Progress Toward Assessing the Accumulation of Ice and Snow for a Boat-Tail Equipped Heavy-Duty Vehicle

Through its ecoTECHNOLOGY for Vehicles II (eTV II) program, Transport Canada has commissioned a study to investigate the potential safety implications of using boat-tails to reduce fuel consumption and greenhouse-gas emissions from heavy-duty vehicles (HDVs) on Canadian roads. A concern has been raised regarding the possibility for ice and snow to accumulate and shed from the cavity of a boat-tail, posing a potential safety hazard for other road users. This report describes a preliminary evaluation for the potential for ice and snow accumulation in the cavity of a boat-tail-equipped HDV.

A 2012 report to Transport Canada, prepared by the National Research Council Canada (NRC), identified no relevant scientific literature on the topic of ice or snow accumulation in cavities at the rear of a ground vehicle. The report identified that on-road observations, wind tunnel testing, or computational fluid dynamics (CFD) simulations are three possible approaches to investigate the problem. A computational-simulation based approach was selected for the work presented herein based on its ability to provide repeatable results and a parametric approach to the investigation.

Results of the quasi-static particle tracking analyses showed that the greatest numbers of particles impinge on the base of the HDV for the no-boat-tail case, concentrated on the upper surface of the back face of the trailer. The 3-panel boat-tail provides the lowest level of particle impingement. Adding the fourth, lower panel to the boat-tail provides an added surface on which snow particles impinge and can accumulate. This lower horizontal panel provides the greatest concern for potential snow build up, and a rudimentary estimate shows the potential for 4 kg of snow to accumulate per hour on this surface.

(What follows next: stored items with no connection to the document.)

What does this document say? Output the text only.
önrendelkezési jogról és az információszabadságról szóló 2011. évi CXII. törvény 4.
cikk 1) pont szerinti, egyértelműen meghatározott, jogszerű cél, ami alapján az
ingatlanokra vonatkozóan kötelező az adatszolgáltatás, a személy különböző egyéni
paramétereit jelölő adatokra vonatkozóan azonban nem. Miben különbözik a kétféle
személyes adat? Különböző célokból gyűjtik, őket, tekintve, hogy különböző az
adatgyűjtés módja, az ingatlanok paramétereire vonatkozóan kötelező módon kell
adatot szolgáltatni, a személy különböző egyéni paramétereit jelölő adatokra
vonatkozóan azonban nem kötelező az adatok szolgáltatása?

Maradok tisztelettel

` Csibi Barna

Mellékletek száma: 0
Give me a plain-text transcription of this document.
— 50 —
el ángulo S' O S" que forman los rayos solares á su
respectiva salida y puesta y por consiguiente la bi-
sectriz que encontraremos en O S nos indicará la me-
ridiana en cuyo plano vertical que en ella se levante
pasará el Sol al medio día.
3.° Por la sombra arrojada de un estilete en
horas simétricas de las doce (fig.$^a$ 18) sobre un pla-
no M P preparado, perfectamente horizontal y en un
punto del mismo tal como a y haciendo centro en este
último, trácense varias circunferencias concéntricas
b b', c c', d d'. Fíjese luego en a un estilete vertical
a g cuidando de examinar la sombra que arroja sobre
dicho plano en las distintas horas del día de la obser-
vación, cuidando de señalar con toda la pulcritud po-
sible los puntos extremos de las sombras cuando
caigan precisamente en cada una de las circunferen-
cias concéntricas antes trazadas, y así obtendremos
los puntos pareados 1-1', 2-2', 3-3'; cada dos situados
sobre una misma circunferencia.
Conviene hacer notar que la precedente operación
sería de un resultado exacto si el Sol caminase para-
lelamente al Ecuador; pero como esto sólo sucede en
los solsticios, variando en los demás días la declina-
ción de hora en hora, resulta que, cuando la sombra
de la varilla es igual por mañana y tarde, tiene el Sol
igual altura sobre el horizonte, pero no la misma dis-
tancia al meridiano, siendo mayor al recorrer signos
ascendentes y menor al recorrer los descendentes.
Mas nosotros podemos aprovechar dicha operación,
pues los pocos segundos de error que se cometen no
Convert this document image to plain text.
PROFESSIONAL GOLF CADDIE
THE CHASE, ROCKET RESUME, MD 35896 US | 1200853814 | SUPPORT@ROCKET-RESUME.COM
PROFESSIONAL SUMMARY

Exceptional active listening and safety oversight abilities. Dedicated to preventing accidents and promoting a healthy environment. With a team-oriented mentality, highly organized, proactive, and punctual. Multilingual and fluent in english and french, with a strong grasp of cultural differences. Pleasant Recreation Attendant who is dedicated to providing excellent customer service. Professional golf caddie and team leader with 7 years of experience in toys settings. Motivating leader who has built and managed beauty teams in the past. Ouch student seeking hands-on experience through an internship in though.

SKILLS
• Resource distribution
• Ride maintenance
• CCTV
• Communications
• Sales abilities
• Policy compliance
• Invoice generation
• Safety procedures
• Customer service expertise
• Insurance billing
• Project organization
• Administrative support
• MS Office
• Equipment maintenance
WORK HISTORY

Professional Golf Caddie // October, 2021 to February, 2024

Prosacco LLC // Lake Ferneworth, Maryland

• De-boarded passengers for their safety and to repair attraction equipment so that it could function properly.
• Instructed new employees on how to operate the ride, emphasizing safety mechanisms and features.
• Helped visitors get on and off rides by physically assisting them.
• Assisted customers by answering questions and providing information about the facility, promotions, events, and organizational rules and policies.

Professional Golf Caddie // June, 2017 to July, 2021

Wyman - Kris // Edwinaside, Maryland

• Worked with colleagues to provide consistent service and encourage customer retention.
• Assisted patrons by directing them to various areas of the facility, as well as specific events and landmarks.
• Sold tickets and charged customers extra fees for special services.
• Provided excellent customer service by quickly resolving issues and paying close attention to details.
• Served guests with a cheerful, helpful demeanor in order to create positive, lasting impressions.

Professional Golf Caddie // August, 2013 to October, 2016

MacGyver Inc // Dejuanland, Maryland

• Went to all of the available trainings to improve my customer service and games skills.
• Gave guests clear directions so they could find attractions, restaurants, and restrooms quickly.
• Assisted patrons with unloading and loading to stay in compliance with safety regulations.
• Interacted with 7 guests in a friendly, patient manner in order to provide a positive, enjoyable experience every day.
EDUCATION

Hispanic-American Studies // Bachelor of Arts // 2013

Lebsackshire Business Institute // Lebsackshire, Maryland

The identification of sufficient accumulation of snow on a boat-tail lower surface was based on assumptions regarding the particle properties kicked-up behind HDVs. It is not clear whether the conditions evaluated, which represent a worst case condition, are prevalent on Canadian roads during the winter. It is advisable that on-road observations be performed during various adverse winter conditions for a 4-panel boat-tail to identify the true potential for snow accumulation. It is also recommended that the effect of side-skirts on the potential snow accumulation in a boat-tail be evaluated.